Review Date: 25 Feb 2008
Price when reviewed: (£135 inc VAT)
Overall Rating

The Radeon HD 3870 sits at the top end of ATi's mid-range offerings and it's proved hugely popular since its launch. Like the HD 3850, it's a 55nm part with 666 million transistors and 320 stream processors. It supports DirectX 10.1, Shader Model 4.1 and the PCI Express 2.0 interface, and is CrossFire-compatible.
It's worth noting that the HD 3870 X2 is essentially two of these GPUs crammed onto a single, very large, board, which has now fallen in price to more sensibly reflect the cost of two individual HD 3870s.

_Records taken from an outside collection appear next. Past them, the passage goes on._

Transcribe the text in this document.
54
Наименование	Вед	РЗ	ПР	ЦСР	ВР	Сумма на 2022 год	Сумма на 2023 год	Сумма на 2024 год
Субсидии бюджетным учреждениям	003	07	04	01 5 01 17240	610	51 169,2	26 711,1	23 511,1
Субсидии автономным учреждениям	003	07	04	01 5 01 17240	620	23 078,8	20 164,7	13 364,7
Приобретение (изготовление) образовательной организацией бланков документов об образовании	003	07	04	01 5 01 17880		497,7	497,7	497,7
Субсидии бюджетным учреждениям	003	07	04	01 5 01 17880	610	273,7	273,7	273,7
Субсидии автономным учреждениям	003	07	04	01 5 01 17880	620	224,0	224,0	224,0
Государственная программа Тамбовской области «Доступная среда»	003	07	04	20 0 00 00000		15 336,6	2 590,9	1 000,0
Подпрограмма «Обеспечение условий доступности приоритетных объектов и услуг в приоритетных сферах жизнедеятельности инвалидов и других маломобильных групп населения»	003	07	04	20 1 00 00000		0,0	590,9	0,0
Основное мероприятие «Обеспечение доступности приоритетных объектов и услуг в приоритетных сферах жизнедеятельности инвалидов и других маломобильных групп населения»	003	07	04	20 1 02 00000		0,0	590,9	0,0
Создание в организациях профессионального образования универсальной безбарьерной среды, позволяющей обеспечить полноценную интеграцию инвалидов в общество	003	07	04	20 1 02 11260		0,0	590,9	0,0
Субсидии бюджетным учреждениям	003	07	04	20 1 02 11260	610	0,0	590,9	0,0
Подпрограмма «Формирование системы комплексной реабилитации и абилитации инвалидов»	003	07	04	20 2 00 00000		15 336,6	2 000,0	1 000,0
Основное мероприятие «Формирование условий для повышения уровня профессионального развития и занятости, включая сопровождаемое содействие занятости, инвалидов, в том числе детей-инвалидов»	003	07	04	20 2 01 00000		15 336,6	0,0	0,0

The HD 3870 improves over the HD 3850 with a core clock of 775MHz - compared with 670MHz - and 512MB of cutting-edge GDDR4 memory, running at an effective 2.25GHz compared with 1.66GHz GDDR3. Other than that, they're the same card, with a 256-bit memory bus and similar dimensions. Both require a power supply with plenty of grunt: 450W is recommended, or 550W to run two of them together.
The good news is that this card is only about £20 dearer than the 512MB HD 3850, but offers a significant step up in performance. In Crysis, it was faster at 1,280 x 1,024 and Medium settings by 14%, and the gap increased to 26% when we upped the resolution to 1,600 x 1,200 and High settings. It topped its lesser sibling by similar margins in Call of Duty 4, too: 41fps, compared with 34fps, in our High settings test.
But its closest rival is really Nvidia's 9600 GT. That card was close behind in our Crysis Medium test, with 50fps, also managing an impressive 21fps in our High test, and moving in front with faster results in all of our Call of Duty 4 tests. The 9600 GT will cost you a few pounds less than the HD 3870, at least until ATi fights back with the inevitable price cuts, but both are attractive for the more cost-conscious gamer.
If you can't afford another £50 for the 8800 GTS 512MB, your choice is between this and the 9600 GT. Given its slightly lower price, we'd just about lean towards the GT.